На сцене творилась обычная утренняя белиберда.

Да-с, господа мои, именно белиберда! — скучная и неотвратимая, как пароксизмы раскаяния у гимназиста, истратившего все карманные деньги на приобретение набора порнографических открыток "Danse de chale[13]".

— Куда! куда сунешь! — надрывался пожилой бутафор, сверкая вывороченными белками глаз. — Боком! боком заноси, дубина!

Рабочий сцены, к которому, собственно, и был обращен пылкий монолог бутафора, послушно двинул раскрашенную громаду боком. Вчера давали «Короля-Льва», сочинение господина Шекспира, калужского мещанина, и декорации с вечера остались неразобранными. В частности, остался стоять монументальный трон, на котором в течение пяти актов восседал безумец-король, разделивший державу между троицей дочерей-близняшек, а сына-наследника отправивший силой в Гейдельбергский университет — в результате чего все благополучно умерли, а скипетр достался сперва королевскому кузену-злодею, а после него лорду Фортинбрасу фон Макбету, чья супруга под занавес додумалась налить муженьку в ухо сок пантерного мухомора.
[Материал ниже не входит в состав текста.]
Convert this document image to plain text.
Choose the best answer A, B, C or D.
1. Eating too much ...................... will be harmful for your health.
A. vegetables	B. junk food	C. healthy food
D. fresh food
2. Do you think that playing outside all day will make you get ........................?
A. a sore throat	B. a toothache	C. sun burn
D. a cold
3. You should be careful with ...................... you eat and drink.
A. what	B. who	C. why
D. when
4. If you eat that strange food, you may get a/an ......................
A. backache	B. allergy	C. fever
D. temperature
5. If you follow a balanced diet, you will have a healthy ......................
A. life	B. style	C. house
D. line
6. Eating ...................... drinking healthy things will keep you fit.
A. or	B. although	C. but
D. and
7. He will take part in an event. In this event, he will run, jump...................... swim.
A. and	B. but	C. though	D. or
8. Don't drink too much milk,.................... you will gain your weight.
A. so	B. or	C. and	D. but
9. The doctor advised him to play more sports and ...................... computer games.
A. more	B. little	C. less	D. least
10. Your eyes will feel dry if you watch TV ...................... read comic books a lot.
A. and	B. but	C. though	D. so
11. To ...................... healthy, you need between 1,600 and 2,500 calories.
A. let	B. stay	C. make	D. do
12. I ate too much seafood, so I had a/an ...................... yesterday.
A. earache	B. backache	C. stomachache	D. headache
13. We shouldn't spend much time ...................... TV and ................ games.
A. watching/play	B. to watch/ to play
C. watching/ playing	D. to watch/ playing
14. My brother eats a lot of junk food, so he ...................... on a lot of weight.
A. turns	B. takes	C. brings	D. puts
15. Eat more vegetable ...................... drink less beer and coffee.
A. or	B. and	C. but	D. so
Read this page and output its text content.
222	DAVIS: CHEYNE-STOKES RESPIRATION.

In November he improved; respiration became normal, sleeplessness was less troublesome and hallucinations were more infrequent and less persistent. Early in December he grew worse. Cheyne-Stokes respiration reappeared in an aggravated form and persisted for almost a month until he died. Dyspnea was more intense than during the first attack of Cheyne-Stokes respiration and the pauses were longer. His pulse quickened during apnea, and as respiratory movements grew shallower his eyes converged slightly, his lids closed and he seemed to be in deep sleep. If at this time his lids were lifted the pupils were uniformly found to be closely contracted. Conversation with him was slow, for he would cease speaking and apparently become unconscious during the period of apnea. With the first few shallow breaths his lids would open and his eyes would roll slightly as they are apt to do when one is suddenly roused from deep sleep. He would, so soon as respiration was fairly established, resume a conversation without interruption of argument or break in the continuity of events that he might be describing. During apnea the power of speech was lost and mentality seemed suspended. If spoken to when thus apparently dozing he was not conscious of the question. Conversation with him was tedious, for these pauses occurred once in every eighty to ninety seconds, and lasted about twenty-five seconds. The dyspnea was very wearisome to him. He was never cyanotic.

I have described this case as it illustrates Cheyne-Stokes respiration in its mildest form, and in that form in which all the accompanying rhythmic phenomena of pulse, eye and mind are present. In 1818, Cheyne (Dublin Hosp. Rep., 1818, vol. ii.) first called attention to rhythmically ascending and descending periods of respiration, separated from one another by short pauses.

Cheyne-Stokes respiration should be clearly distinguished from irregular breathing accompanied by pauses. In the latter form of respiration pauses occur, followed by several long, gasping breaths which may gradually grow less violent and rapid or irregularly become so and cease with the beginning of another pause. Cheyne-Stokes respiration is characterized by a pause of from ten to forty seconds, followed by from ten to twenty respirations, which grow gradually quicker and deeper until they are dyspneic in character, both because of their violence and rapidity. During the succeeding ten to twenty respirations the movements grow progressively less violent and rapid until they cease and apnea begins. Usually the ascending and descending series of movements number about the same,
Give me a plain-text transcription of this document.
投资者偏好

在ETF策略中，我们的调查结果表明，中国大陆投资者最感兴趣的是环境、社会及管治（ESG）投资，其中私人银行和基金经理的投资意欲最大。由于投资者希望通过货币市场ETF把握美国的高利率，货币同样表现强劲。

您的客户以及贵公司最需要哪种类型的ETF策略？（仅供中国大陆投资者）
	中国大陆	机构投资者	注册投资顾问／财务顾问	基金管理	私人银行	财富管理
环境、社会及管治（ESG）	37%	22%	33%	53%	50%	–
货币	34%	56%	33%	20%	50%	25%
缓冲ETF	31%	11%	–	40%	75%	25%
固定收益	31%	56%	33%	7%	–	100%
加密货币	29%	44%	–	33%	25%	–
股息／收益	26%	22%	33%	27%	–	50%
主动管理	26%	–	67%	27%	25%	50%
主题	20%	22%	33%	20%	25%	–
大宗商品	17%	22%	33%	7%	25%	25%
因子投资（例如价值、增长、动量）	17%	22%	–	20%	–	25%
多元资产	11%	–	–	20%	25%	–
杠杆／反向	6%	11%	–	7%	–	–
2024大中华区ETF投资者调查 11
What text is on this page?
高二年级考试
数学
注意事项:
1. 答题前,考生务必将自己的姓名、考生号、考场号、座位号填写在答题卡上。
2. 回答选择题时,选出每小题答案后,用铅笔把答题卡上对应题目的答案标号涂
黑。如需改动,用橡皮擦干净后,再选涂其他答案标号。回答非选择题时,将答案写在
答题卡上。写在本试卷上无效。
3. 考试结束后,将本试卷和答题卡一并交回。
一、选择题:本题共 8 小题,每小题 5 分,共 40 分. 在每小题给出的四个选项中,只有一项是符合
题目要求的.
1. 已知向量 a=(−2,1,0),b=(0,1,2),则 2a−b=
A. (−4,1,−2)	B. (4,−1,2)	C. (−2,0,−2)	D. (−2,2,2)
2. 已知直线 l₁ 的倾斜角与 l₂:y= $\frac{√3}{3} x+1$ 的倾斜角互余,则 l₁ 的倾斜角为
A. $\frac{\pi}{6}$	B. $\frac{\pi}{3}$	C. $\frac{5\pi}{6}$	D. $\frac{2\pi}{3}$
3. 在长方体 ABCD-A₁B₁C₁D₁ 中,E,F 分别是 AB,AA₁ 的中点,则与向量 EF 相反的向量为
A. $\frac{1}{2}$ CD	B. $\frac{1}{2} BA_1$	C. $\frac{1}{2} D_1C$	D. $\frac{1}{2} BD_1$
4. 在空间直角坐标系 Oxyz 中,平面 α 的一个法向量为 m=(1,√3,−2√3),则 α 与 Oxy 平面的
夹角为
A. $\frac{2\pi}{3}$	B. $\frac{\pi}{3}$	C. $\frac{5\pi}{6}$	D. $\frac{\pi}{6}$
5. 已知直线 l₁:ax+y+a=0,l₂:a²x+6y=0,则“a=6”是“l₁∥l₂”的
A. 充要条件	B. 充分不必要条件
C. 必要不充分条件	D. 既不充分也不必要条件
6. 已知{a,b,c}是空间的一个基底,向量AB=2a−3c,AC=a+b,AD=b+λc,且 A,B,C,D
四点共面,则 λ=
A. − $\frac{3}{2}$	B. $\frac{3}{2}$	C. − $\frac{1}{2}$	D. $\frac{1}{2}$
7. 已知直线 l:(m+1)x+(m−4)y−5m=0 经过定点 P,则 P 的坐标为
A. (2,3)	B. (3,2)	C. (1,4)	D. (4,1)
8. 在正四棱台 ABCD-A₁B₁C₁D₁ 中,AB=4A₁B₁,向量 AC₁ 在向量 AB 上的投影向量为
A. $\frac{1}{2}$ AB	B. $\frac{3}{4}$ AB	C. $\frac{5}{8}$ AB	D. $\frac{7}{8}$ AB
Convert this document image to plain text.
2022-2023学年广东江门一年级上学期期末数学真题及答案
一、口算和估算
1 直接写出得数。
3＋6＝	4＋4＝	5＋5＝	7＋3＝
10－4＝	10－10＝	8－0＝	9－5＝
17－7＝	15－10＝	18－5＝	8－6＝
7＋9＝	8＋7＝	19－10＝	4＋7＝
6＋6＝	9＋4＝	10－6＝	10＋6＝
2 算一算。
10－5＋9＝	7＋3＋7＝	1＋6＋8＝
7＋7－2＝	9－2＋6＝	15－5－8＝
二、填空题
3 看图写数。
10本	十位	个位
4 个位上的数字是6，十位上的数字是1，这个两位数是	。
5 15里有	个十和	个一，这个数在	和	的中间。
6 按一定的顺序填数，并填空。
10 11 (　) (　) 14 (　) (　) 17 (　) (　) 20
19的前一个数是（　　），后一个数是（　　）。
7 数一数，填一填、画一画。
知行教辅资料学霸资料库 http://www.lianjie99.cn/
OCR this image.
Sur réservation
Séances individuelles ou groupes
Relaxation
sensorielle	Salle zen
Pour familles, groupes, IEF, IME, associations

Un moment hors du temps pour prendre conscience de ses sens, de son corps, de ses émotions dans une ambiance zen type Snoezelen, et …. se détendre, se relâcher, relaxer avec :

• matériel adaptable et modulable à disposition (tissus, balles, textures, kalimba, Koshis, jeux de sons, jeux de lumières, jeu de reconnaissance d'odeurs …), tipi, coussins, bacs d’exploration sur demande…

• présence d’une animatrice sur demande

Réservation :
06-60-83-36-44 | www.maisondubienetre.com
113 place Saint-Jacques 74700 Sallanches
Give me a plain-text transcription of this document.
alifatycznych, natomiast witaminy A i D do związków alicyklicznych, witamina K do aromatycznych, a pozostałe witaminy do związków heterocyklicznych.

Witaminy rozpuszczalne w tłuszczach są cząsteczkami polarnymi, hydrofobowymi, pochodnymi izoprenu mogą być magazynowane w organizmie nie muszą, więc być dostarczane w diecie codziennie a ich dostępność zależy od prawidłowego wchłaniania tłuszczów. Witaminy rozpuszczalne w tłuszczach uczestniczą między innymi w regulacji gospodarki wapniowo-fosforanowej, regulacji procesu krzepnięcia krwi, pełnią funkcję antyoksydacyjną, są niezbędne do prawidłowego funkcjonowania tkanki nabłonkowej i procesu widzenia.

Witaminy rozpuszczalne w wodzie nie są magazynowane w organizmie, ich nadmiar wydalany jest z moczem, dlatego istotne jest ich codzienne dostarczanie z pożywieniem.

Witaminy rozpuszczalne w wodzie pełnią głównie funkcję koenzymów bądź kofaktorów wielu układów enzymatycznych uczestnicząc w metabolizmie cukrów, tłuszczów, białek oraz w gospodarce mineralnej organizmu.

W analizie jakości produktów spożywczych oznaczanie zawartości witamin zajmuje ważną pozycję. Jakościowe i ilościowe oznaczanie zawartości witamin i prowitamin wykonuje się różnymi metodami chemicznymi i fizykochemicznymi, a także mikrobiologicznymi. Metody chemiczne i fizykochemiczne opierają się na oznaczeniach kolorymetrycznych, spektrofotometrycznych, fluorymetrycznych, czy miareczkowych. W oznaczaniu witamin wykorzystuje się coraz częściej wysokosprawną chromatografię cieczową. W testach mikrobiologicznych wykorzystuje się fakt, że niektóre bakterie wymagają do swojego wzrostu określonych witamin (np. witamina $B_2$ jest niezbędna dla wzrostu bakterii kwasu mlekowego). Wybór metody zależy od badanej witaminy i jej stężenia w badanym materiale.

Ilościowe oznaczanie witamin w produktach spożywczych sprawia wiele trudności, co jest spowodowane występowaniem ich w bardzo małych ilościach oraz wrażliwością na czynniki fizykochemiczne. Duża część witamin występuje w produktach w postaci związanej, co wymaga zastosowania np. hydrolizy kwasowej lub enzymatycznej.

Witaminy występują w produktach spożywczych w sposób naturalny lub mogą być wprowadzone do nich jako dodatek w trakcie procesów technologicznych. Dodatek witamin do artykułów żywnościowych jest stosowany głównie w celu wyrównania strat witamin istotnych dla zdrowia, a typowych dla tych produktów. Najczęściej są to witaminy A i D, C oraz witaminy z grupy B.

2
Сейчас троном, сим вожделенным престолом, безраздельно владел рабочий сцены, ворочая его в одиночку.

Чем подтверждал мысль о бренности земной славы.

— Боком! толкай, говорю!

Наконец трон въехал за кулисы, едва не смяв в лепешку помощника режиссера — молодого человека, почти мальчишку, с испитым лицом, похожим на простыню двухрублевого борделя. Помреж заскулил, уворачиваясь, и был отстранен карающей дланью, явившейся из-за кулис.

Между троном и пыльной тканью занавеса на подмостки прошествовал ходячий обелиск самому себе.

Воздвигшись посреди авансцены, обелиск тряхнул отроду немытой гривой волос, простер руку, обличительно выпятив указующий перст вдаль, и запел басом:

— О ты, дрянной, мерзкий человечишка! Ты, проститут искусства! Доколе! где мой четвертной?! где?!

— Иди проспись! — двухголосым хором, в терцию, донеслось из беседки, сплошь увитой плющом.

И обелиск покорно удалился, оборвав тираду. Ибо даже знаменитому трагику Елпидифору Полицеймако не под силу было спорить сразу с двумя отцами-основателями Московского Общедоступного Театра: Владимиром Ивановичем Станиславским-Данченко и Константином Сергеевичем Немировичем. О, это были львы! цари сцены! потрясатели основ! заявившие о себе во всеуслышанье постановкой в Мариинке оперы "Киммериец ликующий", где главную партию, знаете ли, пел сам Федор Шаляпин!

— Каков хам! не правда ли, любезный Владимир Иванович? — дернул щекой один из гениев, погружая усы в бутерброд с семгой.

— И не говорите, милейший Константин Сергеевич! Мы ведь его из грязи вытащили, из грязи да в князи! Иначе так и прозябал бы себе в антрепризе мошенника Раскина, благородных отцов играючи!

— Вот, вот оно! — и, не договорив, что именно «оно», гении понимающе улыбнулись друг другу.

Жаль, что знаменитый трагик не видел этих улыбок. Искренне, душевно жаль! — впрочем, Елпидифор Полицеймако уже напрочь забыл и про короткую дискуссию, и про заветный «четвертной». Сейчас вниманием трагика, мучавшегося безраздельным, можно сказать, историческим похмельем, завладел рабочий сцены.

Тот самый.

— Феодор! Феодор, душа моя! один ты, ты один понимаешь…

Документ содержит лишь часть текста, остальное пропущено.